Here’s the patterned brickwork and timbering of a medieval house which was occupied by one Nicholas Waller in 1509. It says so above the doorway. Above that is the less local blue logo of the Loch Fyne Seafood Bar and Grill. On the front of its similar neighbour, the broad belt of the Manpower sign, facing the Wagamama in Century House, which still looks exactly like the Hampshire and Friendly Society building that it once was. Meanwhile, the Old Gaolhouse has reformed itself so thoroughly as to be a free house, complete with a Wetherspoons badge.
At High Street, turn left, then first right down St Thomas Street towards a picturesque maze of tight medieval lanes. Third left into Minster Lane, left at the elbow into Little Minster Street then immediately right into Great Minster Street. If this flurry of Minsters hasn’t alerted you to the appearance of something seriously ecclesiastical, the view as you cross The Square will do the trick. For here it is, the great cathedral, boasting the world’s longest medieval nave. It is moored near the base of the city like a fantastical galleon, and surrounded in its close by an abundance of historic buildings dating from the time when the cathedral was a priory as well.
Because of its rather squat, pugnacious tower in the Norman style, it does not keep declaring itself to the town below in the manner of Norwich or Salisbury, but its coalition of grace and audacity is the equal of any cathedral in the land. As such vast spaces of worship go, it is also on the friendly side, full of tours, concerts and much-attended services. Just as well, since its upkeep costs an eye-watering £10,000 a day. A mature army of volunteers bears smiling witness to the hard work of heritage. Tempting though it is to have Winchester as shorthand for an obsolete England, that remains premature, just.
Slope off down towards the level calm of the river Itchen. Do this by way of Dome Alley, 90 metres to the south of the cathedral. Where it turns into St Swithin Street, go left through the archway into College Street. A tiny, timeless team of cricketers is emerging from the Pilgrims’ School, impeccably whited and swinging their bats in the air. Confident calls and flaxen Boris-hair. Then you’re passing yet another solemn old stone wall with small windows. This is Winchester, as in the college. In the court beyond the entrance arch a black-gowned student flits across like a crow in the slipstream of these precincts’ mighty alumni: Hugh Gaitskell, Richard Crossman, Willie Whitelaw, Geoffrey Howe; bankers, bishops and barons of lesser fame but comparable influence. The place has been here for 600 years, and who’s to say it won’t do another such stretch, standing on a line of eminence rather as a town stands on a river.
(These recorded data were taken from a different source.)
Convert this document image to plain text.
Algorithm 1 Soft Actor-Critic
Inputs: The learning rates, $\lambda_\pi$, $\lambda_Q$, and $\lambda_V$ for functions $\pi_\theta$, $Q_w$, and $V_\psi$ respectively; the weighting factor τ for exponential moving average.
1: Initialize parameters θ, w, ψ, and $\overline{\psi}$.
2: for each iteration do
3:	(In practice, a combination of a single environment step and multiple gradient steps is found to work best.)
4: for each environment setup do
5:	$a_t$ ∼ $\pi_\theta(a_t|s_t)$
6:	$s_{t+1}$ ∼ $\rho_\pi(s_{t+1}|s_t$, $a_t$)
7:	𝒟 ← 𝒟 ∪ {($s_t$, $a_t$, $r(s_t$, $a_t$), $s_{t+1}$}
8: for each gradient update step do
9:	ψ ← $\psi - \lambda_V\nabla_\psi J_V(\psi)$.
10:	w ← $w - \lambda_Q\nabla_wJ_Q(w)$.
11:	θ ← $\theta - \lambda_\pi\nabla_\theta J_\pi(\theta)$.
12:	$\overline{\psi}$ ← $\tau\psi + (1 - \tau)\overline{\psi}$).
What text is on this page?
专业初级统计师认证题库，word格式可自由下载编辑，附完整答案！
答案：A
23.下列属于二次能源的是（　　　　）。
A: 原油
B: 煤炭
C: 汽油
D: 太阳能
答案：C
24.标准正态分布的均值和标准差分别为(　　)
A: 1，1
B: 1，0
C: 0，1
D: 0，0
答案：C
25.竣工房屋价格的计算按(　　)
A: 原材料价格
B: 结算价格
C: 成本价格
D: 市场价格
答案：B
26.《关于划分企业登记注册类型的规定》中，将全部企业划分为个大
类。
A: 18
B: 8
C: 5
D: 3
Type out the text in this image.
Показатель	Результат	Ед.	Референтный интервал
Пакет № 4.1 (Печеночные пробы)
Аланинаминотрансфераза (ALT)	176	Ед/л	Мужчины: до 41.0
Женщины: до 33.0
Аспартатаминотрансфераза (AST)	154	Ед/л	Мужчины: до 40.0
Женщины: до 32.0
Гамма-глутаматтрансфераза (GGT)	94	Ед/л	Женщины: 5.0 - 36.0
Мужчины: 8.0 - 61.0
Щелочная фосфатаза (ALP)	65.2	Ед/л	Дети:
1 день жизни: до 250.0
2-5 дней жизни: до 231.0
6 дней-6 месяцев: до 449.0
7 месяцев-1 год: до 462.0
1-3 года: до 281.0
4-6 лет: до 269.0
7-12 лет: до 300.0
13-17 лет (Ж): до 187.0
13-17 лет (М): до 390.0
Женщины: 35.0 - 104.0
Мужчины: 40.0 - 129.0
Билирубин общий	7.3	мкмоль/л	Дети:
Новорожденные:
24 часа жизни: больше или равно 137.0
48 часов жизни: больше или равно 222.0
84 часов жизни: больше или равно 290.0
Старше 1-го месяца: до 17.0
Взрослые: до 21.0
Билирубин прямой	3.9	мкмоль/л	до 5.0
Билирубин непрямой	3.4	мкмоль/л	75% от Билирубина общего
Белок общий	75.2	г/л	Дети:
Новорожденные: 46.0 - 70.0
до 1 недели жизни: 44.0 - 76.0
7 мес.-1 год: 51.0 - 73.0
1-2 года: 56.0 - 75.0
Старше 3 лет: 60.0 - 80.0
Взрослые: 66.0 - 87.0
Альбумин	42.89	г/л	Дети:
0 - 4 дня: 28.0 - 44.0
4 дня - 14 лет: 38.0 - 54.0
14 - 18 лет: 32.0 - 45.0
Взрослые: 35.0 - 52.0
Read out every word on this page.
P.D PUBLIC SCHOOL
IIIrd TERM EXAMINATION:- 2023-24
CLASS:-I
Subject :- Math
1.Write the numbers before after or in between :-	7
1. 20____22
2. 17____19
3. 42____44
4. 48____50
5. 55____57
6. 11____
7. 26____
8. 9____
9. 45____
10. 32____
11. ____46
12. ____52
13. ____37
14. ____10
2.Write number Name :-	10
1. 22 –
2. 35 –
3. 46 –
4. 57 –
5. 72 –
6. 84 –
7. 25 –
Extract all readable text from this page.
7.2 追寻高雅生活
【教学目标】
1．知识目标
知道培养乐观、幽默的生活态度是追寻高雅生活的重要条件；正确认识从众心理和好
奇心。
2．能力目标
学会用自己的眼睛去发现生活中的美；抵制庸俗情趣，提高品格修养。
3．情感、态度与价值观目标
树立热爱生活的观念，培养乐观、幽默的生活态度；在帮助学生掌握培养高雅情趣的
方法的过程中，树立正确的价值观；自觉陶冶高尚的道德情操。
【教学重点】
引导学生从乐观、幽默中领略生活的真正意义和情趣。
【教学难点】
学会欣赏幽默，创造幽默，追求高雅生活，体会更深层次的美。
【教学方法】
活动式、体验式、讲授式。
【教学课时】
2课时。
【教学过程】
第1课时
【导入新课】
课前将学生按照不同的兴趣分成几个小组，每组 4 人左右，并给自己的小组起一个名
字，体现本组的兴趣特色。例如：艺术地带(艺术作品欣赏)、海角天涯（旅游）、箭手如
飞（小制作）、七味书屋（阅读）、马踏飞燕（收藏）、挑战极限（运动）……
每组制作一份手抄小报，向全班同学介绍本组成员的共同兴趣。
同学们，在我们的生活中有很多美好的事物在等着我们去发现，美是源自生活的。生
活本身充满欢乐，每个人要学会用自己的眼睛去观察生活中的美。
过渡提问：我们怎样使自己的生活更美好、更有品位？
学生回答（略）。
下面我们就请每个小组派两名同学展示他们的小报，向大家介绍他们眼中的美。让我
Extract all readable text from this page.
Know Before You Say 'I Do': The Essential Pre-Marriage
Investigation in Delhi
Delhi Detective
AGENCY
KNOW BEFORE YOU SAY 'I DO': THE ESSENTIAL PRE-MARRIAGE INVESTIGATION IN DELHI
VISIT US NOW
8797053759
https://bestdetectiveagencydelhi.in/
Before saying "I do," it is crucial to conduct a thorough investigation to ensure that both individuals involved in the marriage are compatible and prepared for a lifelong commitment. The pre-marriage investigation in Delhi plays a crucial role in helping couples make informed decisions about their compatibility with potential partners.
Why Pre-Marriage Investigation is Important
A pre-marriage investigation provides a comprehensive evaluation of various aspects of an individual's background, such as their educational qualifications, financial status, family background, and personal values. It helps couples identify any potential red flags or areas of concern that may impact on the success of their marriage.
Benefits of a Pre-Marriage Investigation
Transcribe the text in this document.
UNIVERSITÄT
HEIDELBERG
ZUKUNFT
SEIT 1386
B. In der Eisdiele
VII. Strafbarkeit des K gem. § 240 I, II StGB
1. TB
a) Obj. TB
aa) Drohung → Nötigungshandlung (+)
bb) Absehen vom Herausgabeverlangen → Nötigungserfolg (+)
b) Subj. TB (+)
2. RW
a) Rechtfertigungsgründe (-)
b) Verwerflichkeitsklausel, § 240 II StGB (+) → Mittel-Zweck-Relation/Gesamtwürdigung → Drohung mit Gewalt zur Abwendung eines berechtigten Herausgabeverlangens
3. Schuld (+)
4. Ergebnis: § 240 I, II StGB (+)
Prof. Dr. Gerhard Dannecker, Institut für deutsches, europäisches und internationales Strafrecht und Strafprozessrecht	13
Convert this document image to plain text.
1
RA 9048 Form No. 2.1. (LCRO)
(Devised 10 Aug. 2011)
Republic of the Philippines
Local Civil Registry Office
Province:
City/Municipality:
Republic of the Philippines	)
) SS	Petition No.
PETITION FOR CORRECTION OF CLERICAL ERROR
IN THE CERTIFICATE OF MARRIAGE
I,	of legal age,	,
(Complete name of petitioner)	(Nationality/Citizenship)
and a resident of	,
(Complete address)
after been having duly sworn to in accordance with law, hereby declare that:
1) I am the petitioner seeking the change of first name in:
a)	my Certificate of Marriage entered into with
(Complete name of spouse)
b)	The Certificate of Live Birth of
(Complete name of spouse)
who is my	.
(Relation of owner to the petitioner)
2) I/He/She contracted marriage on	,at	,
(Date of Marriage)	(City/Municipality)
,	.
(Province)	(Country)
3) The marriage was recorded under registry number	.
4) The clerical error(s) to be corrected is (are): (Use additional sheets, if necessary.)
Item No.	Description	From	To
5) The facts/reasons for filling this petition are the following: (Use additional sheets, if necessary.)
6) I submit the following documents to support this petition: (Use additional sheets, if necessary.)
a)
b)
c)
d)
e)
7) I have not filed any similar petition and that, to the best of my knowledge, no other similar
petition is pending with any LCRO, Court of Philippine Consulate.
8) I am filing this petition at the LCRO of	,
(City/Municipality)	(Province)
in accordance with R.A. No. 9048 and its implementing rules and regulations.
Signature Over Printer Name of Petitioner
And yet; just over the road stands the glorious, sobering waste of Wolvesey Castle, in 1554 the scene of Queen Mary’s and Philip II of Spain’s wedding breakfast, and destroyed less than a century later by Roundheads in the English civil war. Even from the wreckage you can gauge the palatial scale of what had once been the residence of bishops.
From the castle exit a footpath takes you north-east to join the west bank of the Itchen for a riverside walk up to the City Mill Bridge. Face left and you will find yourself looking at King Alfred once more, but in a different way. It’s his back view. He looks just as dominant as before.